The UK doesn't have a problem with casting ordinary-looking people to major roles. That's an American thing. For example, this is the actress in Broadchurch on the BBC:

[4.bp.blogspot.com image 454x255]

And in the US version she's been replaced with:
[content2.catalog.photos.msn.com image 266x400]

They kept David Tennant, though.


That is one of the reasons I prefer British drama. The set is populated by people, rather than by cookie-cutter, plastic-moulded barbie and ken types. In part I suspect that, because I am not required to suspend my disbelief to accept a world where everyone has DayGlo white teeth and a tan which makes their skin an smooth 230D-4 on the pantone chart, means I can suspend my disbelief about their dragons or the number of murders their small village has had (one a week? I'm moving to a new town).

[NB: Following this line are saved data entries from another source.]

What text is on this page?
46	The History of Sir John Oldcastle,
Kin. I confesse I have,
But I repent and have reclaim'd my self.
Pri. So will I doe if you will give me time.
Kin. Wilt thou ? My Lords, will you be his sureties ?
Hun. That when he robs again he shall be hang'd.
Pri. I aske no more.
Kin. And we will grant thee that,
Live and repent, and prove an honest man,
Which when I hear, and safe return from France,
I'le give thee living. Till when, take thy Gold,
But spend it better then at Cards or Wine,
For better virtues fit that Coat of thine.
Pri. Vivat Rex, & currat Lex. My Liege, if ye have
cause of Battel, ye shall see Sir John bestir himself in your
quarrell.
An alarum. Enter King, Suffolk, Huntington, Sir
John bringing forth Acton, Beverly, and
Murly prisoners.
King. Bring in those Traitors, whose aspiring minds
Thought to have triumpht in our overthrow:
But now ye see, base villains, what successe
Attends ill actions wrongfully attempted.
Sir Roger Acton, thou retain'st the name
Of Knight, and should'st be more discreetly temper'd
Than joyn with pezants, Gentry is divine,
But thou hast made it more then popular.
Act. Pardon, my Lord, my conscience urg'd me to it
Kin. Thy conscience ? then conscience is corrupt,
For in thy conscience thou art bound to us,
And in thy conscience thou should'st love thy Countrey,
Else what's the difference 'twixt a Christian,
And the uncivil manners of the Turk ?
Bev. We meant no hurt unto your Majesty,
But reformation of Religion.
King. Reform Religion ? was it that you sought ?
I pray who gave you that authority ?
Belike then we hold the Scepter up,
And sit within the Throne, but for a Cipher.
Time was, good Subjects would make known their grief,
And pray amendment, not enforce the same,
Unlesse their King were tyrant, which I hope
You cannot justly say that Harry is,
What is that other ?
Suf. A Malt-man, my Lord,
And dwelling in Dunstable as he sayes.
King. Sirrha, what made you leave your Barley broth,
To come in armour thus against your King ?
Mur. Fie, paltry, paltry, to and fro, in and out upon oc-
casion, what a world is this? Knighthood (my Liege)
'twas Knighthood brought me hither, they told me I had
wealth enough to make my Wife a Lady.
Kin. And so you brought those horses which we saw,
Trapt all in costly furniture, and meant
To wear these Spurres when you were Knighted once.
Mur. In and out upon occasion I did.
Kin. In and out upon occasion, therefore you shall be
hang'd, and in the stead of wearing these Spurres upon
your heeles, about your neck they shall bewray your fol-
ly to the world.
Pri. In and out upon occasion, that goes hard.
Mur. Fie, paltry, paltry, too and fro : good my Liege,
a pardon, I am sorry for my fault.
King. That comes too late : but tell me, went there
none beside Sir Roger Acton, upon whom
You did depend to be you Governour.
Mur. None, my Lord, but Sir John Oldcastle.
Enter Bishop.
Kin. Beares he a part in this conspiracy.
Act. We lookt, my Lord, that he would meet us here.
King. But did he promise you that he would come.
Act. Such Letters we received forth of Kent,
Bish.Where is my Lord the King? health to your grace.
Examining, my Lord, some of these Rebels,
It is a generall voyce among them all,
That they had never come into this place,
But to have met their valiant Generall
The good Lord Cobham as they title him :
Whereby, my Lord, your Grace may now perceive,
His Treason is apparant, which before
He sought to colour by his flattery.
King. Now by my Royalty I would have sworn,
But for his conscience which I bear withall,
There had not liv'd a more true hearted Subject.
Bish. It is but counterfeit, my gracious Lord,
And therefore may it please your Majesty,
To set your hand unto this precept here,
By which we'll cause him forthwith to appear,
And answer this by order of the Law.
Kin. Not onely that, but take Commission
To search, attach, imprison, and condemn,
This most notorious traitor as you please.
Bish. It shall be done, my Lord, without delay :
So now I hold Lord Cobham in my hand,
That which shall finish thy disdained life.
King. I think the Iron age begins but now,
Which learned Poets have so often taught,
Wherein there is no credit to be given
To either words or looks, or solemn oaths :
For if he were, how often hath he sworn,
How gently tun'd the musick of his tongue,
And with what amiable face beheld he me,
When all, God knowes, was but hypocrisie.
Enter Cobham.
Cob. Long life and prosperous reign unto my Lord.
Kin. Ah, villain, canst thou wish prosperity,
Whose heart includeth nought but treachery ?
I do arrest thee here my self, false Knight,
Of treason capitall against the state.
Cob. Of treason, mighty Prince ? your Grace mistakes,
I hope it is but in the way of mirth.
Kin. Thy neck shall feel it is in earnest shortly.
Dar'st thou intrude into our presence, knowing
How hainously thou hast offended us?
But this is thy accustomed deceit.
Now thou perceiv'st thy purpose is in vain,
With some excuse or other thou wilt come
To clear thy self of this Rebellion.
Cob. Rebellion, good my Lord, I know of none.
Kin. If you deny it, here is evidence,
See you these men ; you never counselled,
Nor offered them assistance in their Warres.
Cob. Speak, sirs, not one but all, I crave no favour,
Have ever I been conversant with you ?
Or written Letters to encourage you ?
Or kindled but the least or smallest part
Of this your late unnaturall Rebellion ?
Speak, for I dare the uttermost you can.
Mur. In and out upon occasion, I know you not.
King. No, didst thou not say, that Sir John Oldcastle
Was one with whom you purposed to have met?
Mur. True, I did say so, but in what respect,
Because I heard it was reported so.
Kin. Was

And in the case of subby's question. I would be happy to support my daughter in an acting career if she had been given opportunities which made it look like a viable long-term career. Unfortunately, she hasn't, so instead I am going to have to support her as she attempts to get into medicine (which I suspect will be a bit more work for me over the next 12 months).
 
2014-03-24 07:28:31 AM
Am I the only one who thinks she's hot?
 
2014-03-24 11:44:24 AM

BarryTheMasterOfSandwich: Am I the only one who thinks she's hot?


Nope I am with you. Too bad we have to wait two more years for any nudity.
 
2014-03-24 12:52:52 PM

BarryTheMasterOfSandwich: Am I the only one who thinks she's hot?


I don't know that I'd say she's hot, but I can see a certain kind of potential unconventional beauty that she may or may not grow into.